Le gustaba imitar la forma de caminar de Groucho Marx. Su humor se mezclaba con su ironía constante, aunque con un detalle: era una ironía a menudo sonriente, cariñosa. Porque nos tocó conocer al mejor Homero: el crítico Ángel Rama lo deja registrado en un diario que escribió durante el exilio. En un momento, Homero lo visita en Caracas, y Rama apunta con nitidez los cambios a favor que ve en él, ante un HAT anterior más ríspido, más contracturado por el ejercicio de un papel: el superexigente, el adusto, el erudito extremo (hasta llegar al juego de salón: sabía con un cálculo mental rápido qué día –lunes, martes...– era cada fecha de la historia). Ese momento que asombró a Rama fue posterior a los shocks terribles de la dictadura argentina, cuando él vivía en Buenos Aires. Su hijo Andrés fue guerrillero –y pareja de la hija de Rodolfo Walsh–; Homero y Evita tuvieron que reconocer el peligro y se fueron a España. Por otra parte, siempre tuve la impresión de que su regreso a Montevideo le había regalado el mejor período de su vida.

Tuvo un largo tiempo de internación hospitalaria, que terminó con su muerte. Con la mascarilla de oxígeno puesta, le llevábamos las pruebas de las páginas del Cultural. Vio unas centrales que yo había cerrado y alzó las cejas, furioso, y sin hablar (no podía hacerlo) se limitó a golpear con fuerza la hoja con el índice, en un punto y después en otro.

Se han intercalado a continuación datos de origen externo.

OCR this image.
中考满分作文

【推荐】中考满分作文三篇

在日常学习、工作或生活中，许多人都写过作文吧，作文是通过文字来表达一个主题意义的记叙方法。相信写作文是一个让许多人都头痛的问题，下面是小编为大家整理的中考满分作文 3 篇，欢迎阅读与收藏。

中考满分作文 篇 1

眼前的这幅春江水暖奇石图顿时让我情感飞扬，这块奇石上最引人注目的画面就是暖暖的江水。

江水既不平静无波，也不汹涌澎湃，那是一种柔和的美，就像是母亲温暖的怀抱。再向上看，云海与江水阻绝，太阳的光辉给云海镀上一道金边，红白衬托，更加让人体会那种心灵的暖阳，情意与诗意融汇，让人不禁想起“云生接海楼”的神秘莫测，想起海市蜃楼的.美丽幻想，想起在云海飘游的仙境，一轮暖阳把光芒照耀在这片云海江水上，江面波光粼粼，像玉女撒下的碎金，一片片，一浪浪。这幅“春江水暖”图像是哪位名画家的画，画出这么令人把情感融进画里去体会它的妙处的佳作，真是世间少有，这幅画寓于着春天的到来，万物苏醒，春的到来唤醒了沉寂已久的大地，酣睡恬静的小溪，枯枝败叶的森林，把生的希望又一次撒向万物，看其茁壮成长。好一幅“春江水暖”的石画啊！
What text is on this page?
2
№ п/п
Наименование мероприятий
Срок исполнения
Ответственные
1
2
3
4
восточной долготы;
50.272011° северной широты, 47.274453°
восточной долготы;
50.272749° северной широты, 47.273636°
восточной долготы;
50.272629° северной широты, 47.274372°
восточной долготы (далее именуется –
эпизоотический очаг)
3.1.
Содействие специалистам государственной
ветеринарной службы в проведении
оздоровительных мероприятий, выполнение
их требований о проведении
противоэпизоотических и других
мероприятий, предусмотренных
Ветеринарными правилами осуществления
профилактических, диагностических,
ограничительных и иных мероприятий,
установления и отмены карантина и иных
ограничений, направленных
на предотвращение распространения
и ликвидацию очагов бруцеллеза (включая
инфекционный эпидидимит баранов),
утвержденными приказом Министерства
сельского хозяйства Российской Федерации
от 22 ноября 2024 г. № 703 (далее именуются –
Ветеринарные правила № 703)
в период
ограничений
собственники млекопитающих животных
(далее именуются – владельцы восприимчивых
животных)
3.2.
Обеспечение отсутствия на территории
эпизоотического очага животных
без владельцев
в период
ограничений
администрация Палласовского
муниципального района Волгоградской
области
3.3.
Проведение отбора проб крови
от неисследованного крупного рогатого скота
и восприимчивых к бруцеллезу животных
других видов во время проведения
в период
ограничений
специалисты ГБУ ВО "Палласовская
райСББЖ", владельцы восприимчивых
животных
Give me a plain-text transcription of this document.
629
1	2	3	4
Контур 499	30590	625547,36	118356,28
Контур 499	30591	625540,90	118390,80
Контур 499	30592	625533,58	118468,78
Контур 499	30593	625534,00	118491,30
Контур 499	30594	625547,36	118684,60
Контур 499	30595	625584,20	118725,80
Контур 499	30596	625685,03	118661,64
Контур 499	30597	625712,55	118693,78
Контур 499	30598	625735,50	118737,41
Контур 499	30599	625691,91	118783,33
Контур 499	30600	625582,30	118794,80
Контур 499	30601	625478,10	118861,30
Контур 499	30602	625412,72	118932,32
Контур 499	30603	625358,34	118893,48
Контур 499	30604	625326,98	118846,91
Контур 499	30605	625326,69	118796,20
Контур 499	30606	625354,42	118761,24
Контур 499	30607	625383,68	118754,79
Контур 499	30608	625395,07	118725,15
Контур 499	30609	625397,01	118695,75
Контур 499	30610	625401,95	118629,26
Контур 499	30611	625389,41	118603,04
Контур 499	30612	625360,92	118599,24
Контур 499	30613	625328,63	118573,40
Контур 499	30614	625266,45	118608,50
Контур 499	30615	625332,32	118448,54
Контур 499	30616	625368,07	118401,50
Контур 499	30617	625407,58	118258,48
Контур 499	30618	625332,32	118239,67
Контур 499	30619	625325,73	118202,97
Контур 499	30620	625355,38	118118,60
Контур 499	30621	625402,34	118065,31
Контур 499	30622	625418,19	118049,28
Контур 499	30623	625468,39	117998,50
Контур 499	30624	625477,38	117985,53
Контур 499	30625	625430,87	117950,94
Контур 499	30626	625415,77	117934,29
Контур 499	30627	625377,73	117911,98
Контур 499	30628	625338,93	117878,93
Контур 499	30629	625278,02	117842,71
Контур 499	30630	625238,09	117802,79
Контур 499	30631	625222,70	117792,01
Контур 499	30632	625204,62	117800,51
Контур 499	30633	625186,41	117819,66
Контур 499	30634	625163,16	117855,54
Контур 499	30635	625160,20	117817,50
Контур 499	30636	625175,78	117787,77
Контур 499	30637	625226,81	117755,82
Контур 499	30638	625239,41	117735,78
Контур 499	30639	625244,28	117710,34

Como un idiota, yo había titulado un recuadro con el mismo nombre que el libro que era el centro de la nota. Por un momento había pasado a integrar las vastas multitudes de quienes hacen las cosas a medias, incluso mal, y sólo pueden sacar de las casillas a un Maestro como Homero Alsina Thevenet, que señalaba el recuadro y después la imagen de la tapa del libro, una y otra vez.

A esta altura del partido tengo cantidades gruesas de gente desaparecida en mi haber. El caso de HAT es raro: fue tan enérgico y definido, tan humorístico y humano que me cuesta menos reconstruirle la cara, oírle la voz, volver a verlo con la mente, que a otros, aunque no deje de extrañarlo.